La recette musicale d’Apple mise à l’épreuve
Selon Apple, le véritable enjeu de la bataille de la musique en ligne concerne les revenus à tirer du baladeur numérique. Ses concurrents Napster et Musicmatch peuvent-ils s’en tirer ?
Interrogation de Steve Jobs lors de la conférence avec les analystes financiers la semaine dernière : comment les nouveaux compétiteurs vont-ils faire de l’argent sur un marché bâti d’emblée pour en perdre ? « Nous voudrions faire de l’argent avec l’iTunes Music Store. Nous en ferons peut-être un jour », a précisé Steve Jobs. Le problème soulevé par le chef de file d’Apple n’a rien à voir avec la technologie utilisée, mais avec le modèle économique retenu. Faites les comptes : les 17 millions de titres vendus par la firme depuis le lancement du magasin lui auront rapporté au mieux 170 000 dollars ! Selon Time Magazine, sur les 99 cents de chaque chanson vendue par l’échoppe en ligne, 65 % sont destinés aux ayants droit, tandis qu’Apple consomme les 25 % restants en frais de bande passante, stockage, encodage des titres, gestion… Reste, au mieux, 1 cent dans la poche du constructeur. Cela n’a pas empêché le Time Magazine de décerner à l’iTunes Music Store le titre d’« invention de l’année ». Si d’autres modèles de fonctionnement sont sans doute envisageables, la concurrence en reprend pour le moment le schéma à la lettre.
Pour les revenus, il faut donc tabler sur la vente de périphériques numériques. L’iPod pour Apple… Bien que Cupertino ne l’ait pas communiquée, la marge brute générée sur celui-ci atteindrait maintenant environ 35 %. Malgré l’arrivée de Dell et d’autres fabricants de baladeurs comme Gateway, Apple pourrait préserver ce niveau de marge tout en abaissant ses coûts et ses prix (voir édition du 26 octobre 2001). Pour l’instant, la firme bénéficie aussi bien de l’effet des ventes en volumes que de la baisse de prix des composants. Dell fonctionne sur le même modèle qu’Apple, mais en s’appuyant sur quelques partenaires, Musicmatch pour la partie logicielle (voir édition du 8 octobre 2003), ainsi qu’un constructeur taiwanais non identifié pour le lecteur numérique, le Dell Digital Jukebox (DJ). Ce DJ pourra-t-il se faire une place sur le marché de l’électronique grand public ? L’iPod, lui, s’est peu vendu sur le Net.
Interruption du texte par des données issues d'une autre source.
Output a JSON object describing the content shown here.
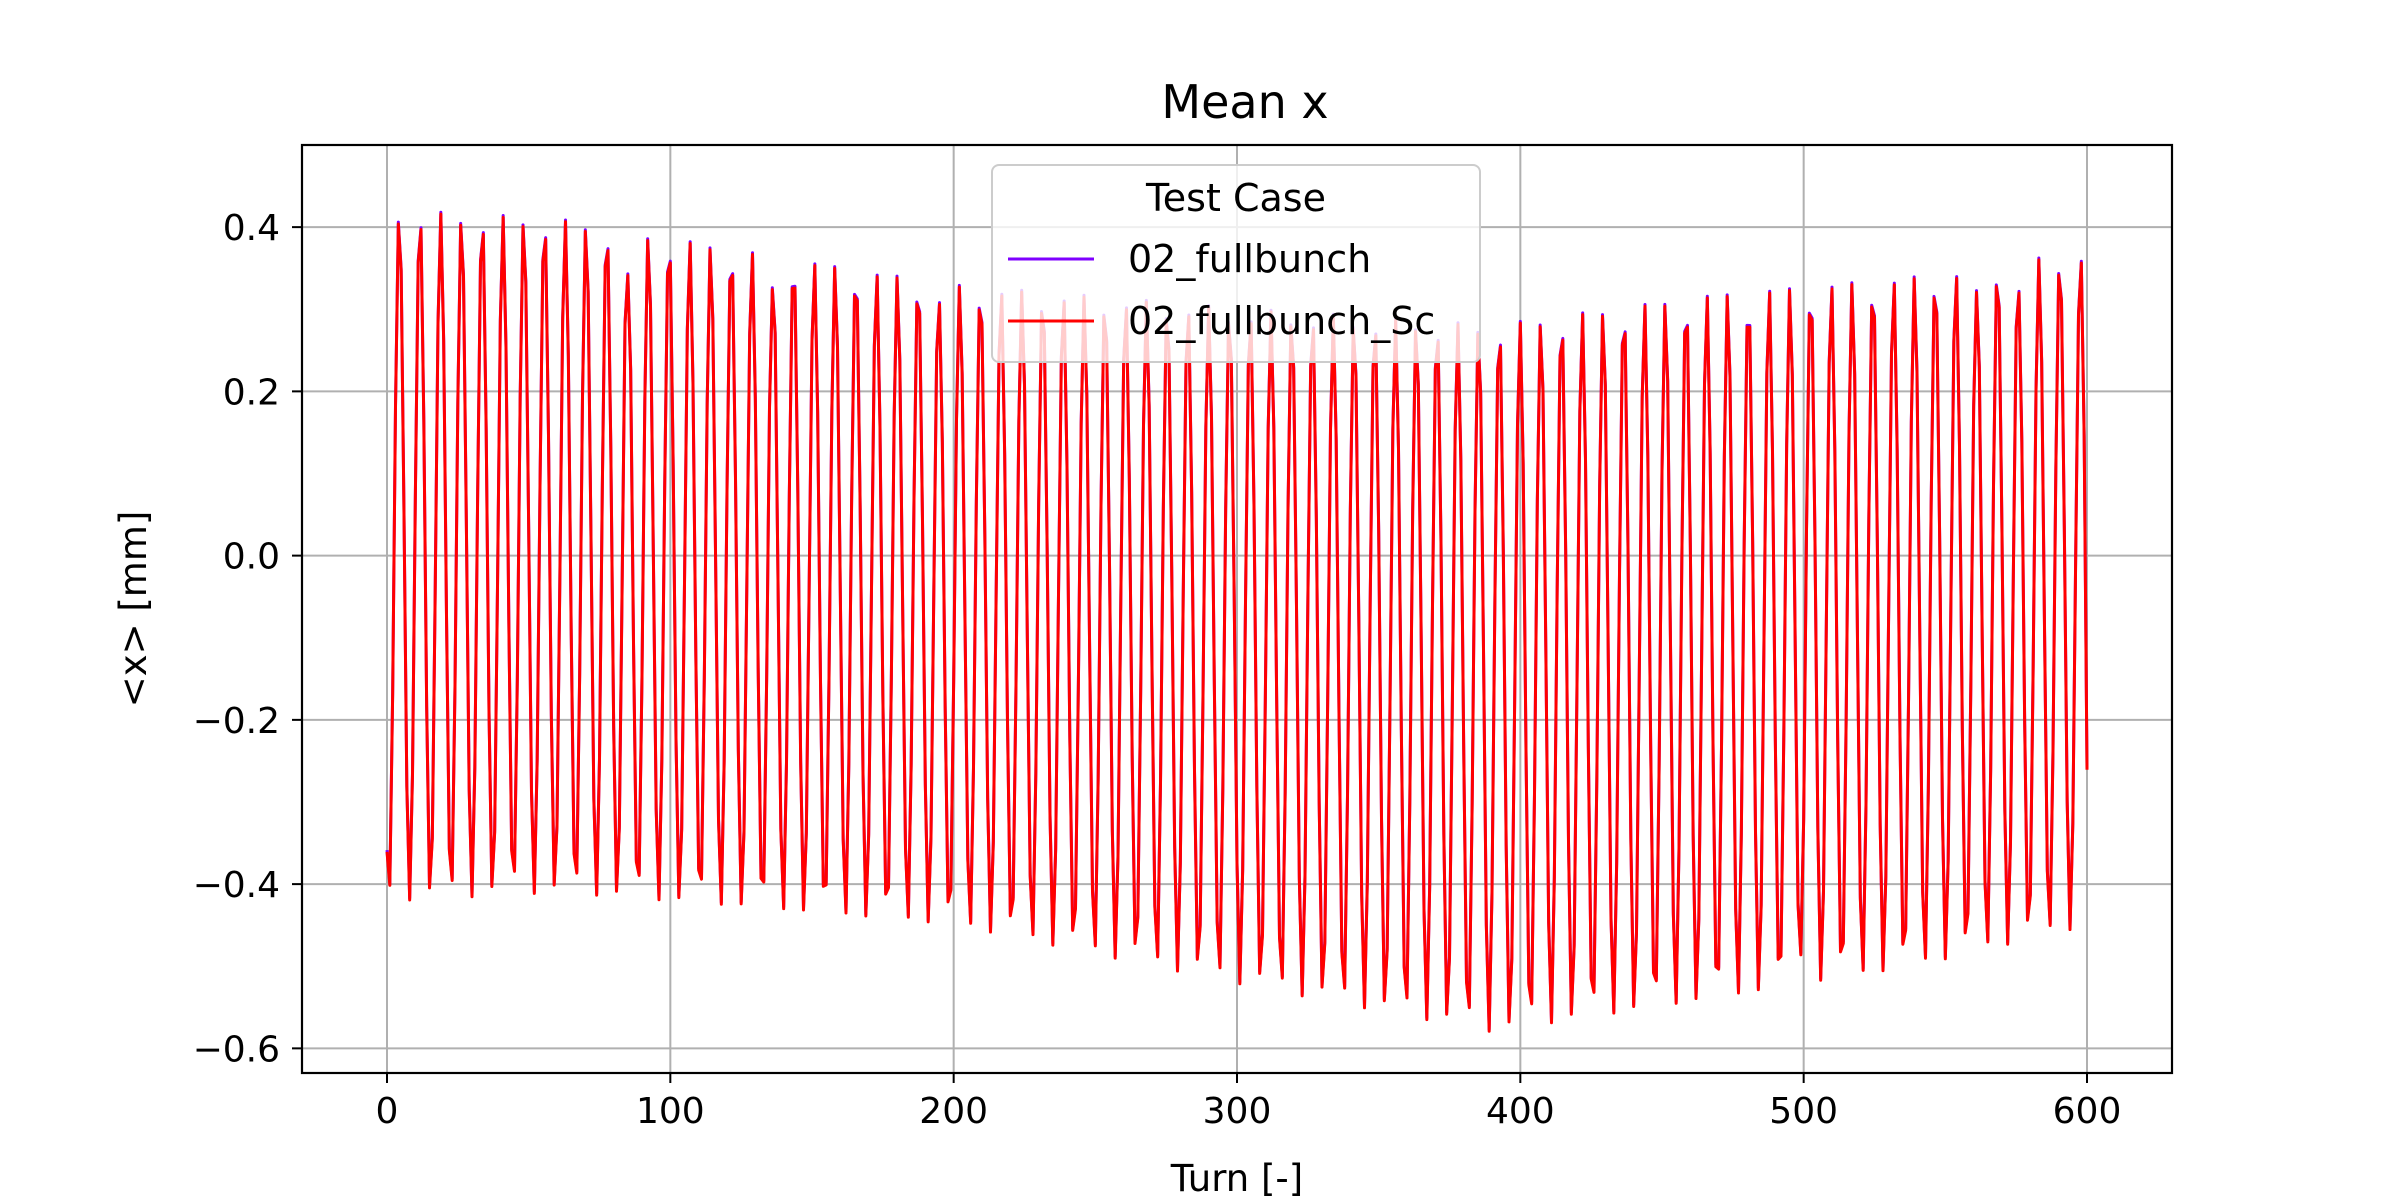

Mais Dell a déjà réussi à commercialiser son assistant personnel et des imprimantes via son site. Pourquoi pas le DJ ?
Le modèle Napster
L’autre concurrent de poids, c’est Napster (voir édition du 10 octobre 2003). Son modèle économique semble moins solide : il existe bien un baladeur réalisé avec Samsung, mais quid du partage de ses revenus ? Chris Gorog, le P-DG de Napster, n’y voit pas de problème : la firme propose également un modèle payant par abonnement, non pris en compte par Apple et qui, selon lui, doit également générer des bénéfices. Le modèle Napster s’avère quand même assez controversé : s’il repose sur une forte reconnaissance de la marque, il n’explique pas comment sera générée la marge, surtout quand les prix baisseront sous l’effet de la concurrence. Les seuls abonnements ne produiront pas de bénéfices aussi confortables que ceux que pourraient réaliser Dell ou Apple avec leurs lecteurs MP3. Chris Gorog semble toutefois confiant. Il s’est même permis de douter de la réalité des chiffres de téléchargements annoncés par la Pomme, auprès de nos confrères de Technewsworld. En fait, rien n’est vraiment joué, et rien ne se jouera aux Etats-Unis : c’est l’Europe qui départagera les locomotives de ce marché émergent. Les modèles les plus solides s’exporteront sans problèmes hors des Etats-Unis, tandis que les autres resteront sur le continent américain. A ce jeu-là, seuls Apple et Dell peuvent pour le moment tirer leur épingle du jeu…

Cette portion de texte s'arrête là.